Когда мы подплыли на несколько ярдов к берегу и увидели, что копыта животного касаются дна, я тщательно прицелился ему в голову и выстрелил. Оно сделало один отчаянный рывок вперед и завалилось на бок, испустив дух почти без судорог, так как пуля прошла навылет через его мозг.
Это был первый и единственный живой лось, которого я когда-либо видел. Он был не крупным — пожалуй, трехлеткой, но хорошо развитым. Мы назвали бы его монстром, если бы перед тем не повидали в различных музеях чучела тех, что были на четверть или треть крупнее. В убитом виде он весил, пожалуй, от пяти до шести сотен фунтов. Своим домом этот уединенный остров он сделал, как мы выяснили по его следам и другим приметам, обнаруженным при последующих осмотрах. Мы видели его лежку всего в нескольких родзах от места нашей высадки, откуда его и вспугнули наши собаки, хотя они в своем азарте перескочили его след и помчались за оленем.

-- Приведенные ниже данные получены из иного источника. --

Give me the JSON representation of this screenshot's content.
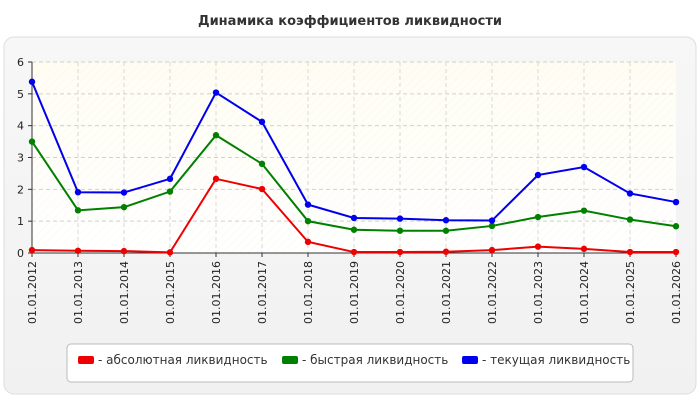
{
  "chart_data": {
    "type": "line",
    "title": "Динамика коэффициентов ликвидности",
    "categories": [
      "01.01.2012",
      "01.01.2013",
      "01.01.2014",
      "01.01.2015",
      "01.01.2016",
      "01.01.2017",
      "01.01.2018",
      "01.01.2019",
      "01.01.2020",
      "01.01.2021",
      "01.01.2022",
      "01.01.2023",
      "01.01.2024",
      "01.01.2025",
      "01.01.2026"
    ],
    "ylim": [
      0,
      6
    ],
    "yticks": [
      "0",
      "1",
      "2",
      "3",
      "4",
      "5",
      "6"
    ],
    "grid": true,
    "legend_position": "bottom",
    "series": [
      {
        "name": "- абсолютная ликвидность",
        "color": "#ee0000",
        "values": [
          0.09,
          0.07,
          0.06,
          0.02,
          2.33,
          2.01,
          0.35,
          0.03,
          0.03,
          0.04,
          0.09,
          0.2,
          0.13,
          0.03,
          0.03
        ]
      },
      {
        "name": "- быстрая ликвидность",
        "color": "#008000",
        "values": [
          3.5,
          1.34,
          1.44,
          1.93,
          3.7,
          2.8,
          1.0,
          0.73,
          0.7,
          0.7,
          0.85,
          1.13,
          1.33,
          1.05,
          0.84
        ]
      },
      {
        "name": "- текущая ликвидность",
        "color": "#0000ee",
        "values": [
          5.38,
          1.91,
          1.9,
          2.33,
          5.04,
          4.12,
          1.52,
          1.1,
          1.08,
          1.03,
          1.02,
          2.45,
          2.7,
          1.87,
          1.6
        ]
      }
    ]
  }
}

Мы выполнили одну из задач нашего путешествия в этом направлении, и так как установленный нами же закон исчерпал свой предел, запрещая нам стрелять еще в одного лося в тот день, даже если представится такая возможность, мы решили вернуться в нашу хищину на озере внизу. Поэтому мы разделали нашего лося и, захватив с собой шкуру и задние четвертушки, двинулись вниз по течению к позднему обеду на Малом озере Таппер. В этом, по сути, была некая необходимость. Мы оставили там наши припасы, рассчитывая вернуться во второй половине дня, и не взяли с собой даже перца или соли, чтобы приправить пищу, которую по необходимости могли приготовить во время нашего отсутствия. Несколько крекеров в карманах каждого — это все из съестного, чем мы себя снабдили, и хотя, увидев следы лося на песке, мы решили пожить в спартанских условиях ради шанса заполучить столь редкую дичь, но добыв ее, выполнили ту часть нашей миссии и повернули к дому.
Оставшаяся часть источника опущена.